Three insiders of the company participated in the original 2024 debenture financing for aggregate cash consideration to the company of $112,000, which, together with the issuance of 11,631 interest shares to such insiders, constitute a related party transaction within the meaning of Multilateral Instrument 61-101, Protection of Minority Security Holders in Special Transactions. Such insider participation is exempt from the formal valuation and minority shareholder approval requirements of MI 61-101 pursuant to sections 5.5(b) and 5.7(1)(a) of MI 61-101, as the company is not listed on any of the exchanges or markets outlined in Subsection 5.5(b) of MI 61-101, and the fair market value of the securities distributed to the insiders will not exceed 25 per cent of the company's market capitalization.
The interest shares will be subject to a statutory hold period of four months and one day from the date of issuance in accordance with applicable Canadian securities laws.
About Lake Victoria Gold Ltd.
Lake Victoria Gold is a rapidly growing gold exploration and development company listed on the TSX-V under the symbol LVG. Leveraging its unique position and experience, the company is principally focused on growth and consolidation in the highly prolific and prospective Lake Victoria goldfield in Tanzania.
The company has a 100-per-cent interest in the Tembo project, which has over 50,000 metres of drilling and is located adjacent to Barrick's Bulyanhulu mine. The company also holds a 100-per-cent interest in the Imwelo project, which is a fully permitted gold project west of AngloGold Ashanti's Geita gold mine. With historical resource estimates and a 2021 prefeasibility study, the project is fully permitted for mine construction and production, positioning it as a near-term development opportunity.

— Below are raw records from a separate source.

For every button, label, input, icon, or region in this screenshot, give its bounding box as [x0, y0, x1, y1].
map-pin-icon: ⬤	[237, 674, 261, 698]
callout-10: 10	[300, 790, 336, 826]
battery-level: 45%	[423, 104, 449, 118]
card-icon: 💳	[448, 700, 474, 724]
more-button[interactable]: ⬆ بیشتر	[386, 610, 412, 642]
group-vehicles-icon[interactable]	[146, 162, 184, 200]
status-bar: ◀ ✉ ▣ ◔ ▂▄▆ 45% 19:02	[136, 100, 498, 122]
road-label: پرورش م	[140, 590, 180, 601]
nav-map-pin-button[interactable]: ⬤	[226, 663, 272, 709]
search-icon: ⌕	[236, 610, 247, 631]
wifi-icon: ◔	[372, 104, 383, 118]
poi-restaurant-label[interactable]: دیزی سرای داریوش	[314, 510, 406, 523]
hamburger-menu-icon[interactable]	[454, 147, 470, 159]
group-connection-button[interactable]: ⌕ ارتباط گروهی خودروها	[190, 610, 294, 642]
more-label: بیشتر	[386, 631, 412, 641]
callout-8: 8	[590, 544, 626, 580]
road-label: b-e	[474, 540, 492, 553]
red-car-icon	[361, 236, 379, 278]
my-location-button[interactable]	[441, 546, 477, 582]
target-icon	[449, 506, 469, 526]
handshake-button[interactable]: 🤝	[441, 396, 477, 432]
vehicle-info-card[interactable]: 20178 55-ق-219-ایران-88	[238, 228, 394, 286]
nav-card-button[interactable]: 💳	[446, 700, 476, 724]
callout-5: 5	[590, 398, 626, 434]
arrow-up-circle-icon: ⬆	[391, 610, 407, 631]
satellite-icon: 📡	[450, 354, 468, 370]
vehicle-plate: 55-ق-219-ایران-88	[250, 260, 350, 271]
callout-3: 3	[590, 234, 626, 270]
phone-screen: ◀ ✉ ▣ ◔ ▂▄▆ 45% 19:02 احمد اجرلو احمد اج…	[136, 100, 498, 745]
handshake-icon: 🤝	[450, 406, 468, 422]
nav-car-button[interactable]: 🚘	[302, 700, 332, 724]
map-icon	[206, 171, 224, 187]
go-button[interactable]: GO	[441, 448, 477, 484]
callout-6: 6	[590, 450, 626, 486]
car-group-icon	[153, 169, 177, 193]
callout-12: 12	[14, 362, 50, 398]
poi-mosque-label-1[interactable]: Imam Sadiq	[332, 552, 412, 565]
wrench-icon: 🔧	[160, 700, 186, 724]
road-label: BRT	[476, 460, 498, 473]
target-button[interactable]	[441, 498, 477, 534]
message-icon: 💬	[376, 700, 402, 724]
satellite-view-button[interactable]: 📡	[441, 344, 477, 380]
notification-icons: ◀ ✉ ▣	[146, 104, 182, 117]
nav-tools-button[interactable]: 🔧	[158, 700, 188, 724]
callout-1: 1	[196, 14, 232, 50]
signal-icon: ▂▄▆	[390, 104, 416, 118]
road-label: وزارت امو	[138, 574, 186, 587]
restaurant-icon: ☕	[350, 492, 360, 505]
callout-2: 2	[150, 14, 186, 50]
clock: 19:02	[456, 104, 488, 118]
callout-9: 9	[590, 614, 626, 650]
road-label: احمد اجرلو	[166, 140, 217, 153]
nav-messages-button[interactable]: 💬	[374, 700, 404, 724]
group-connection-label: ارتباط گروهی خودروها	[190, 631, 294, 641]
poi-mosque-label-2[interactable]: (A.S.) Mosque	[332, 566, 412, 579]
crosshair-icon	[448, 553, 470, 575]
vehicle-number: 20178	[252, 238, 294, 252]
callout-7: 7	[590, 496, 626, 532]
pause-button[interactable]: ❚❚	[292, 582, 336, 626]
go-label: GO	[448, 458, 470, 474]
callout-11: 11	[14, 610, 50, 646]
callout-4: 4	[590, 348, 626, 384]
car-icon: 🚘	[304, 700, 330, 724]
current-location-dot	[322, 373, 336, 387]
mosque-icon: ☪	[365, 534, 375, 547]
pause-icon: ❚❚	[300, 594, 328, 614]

Lake Victoria Gold has assembled a highly experienced team with a record of developing, financing and operating mining projects in Africa with management, directors and partners owning more than 60 per cent of the shares. Notably, the company is grateful for the validation that comes with the support and equity investment from Barrick and recent strategic partnership with Taifa Group.
Taifa Group (a diverse group of companies with interests in, amongst others, mining, telecoms, oil and gas, agribusiness, pharmaceuticals, and leather) has entered into an agreement with the company to obtain an equity stake in the company and through its wholly owned subsidiary, Taifa Mining (a wholly Tanzanian-owned company) or other nominees. Taifa Mining will also conduct all the contract mining and civil works for the Imwelo project. Taifa Mining is Tanzania's largest mining contractor with over 30 years of mining-related experience. Taifa has been the contractor of choice to most mines in Tanzania and has maintained long and successful relationships with companies such as Petra, De Beers, Barrick and AngloGold Ashanti. In addition, Taifa also owns the largest fleet of mining equipment in Tanzania. As a company, Taifa is committed to adopting and adhering to the latest internationally recognized standards throughout all aspects of its business.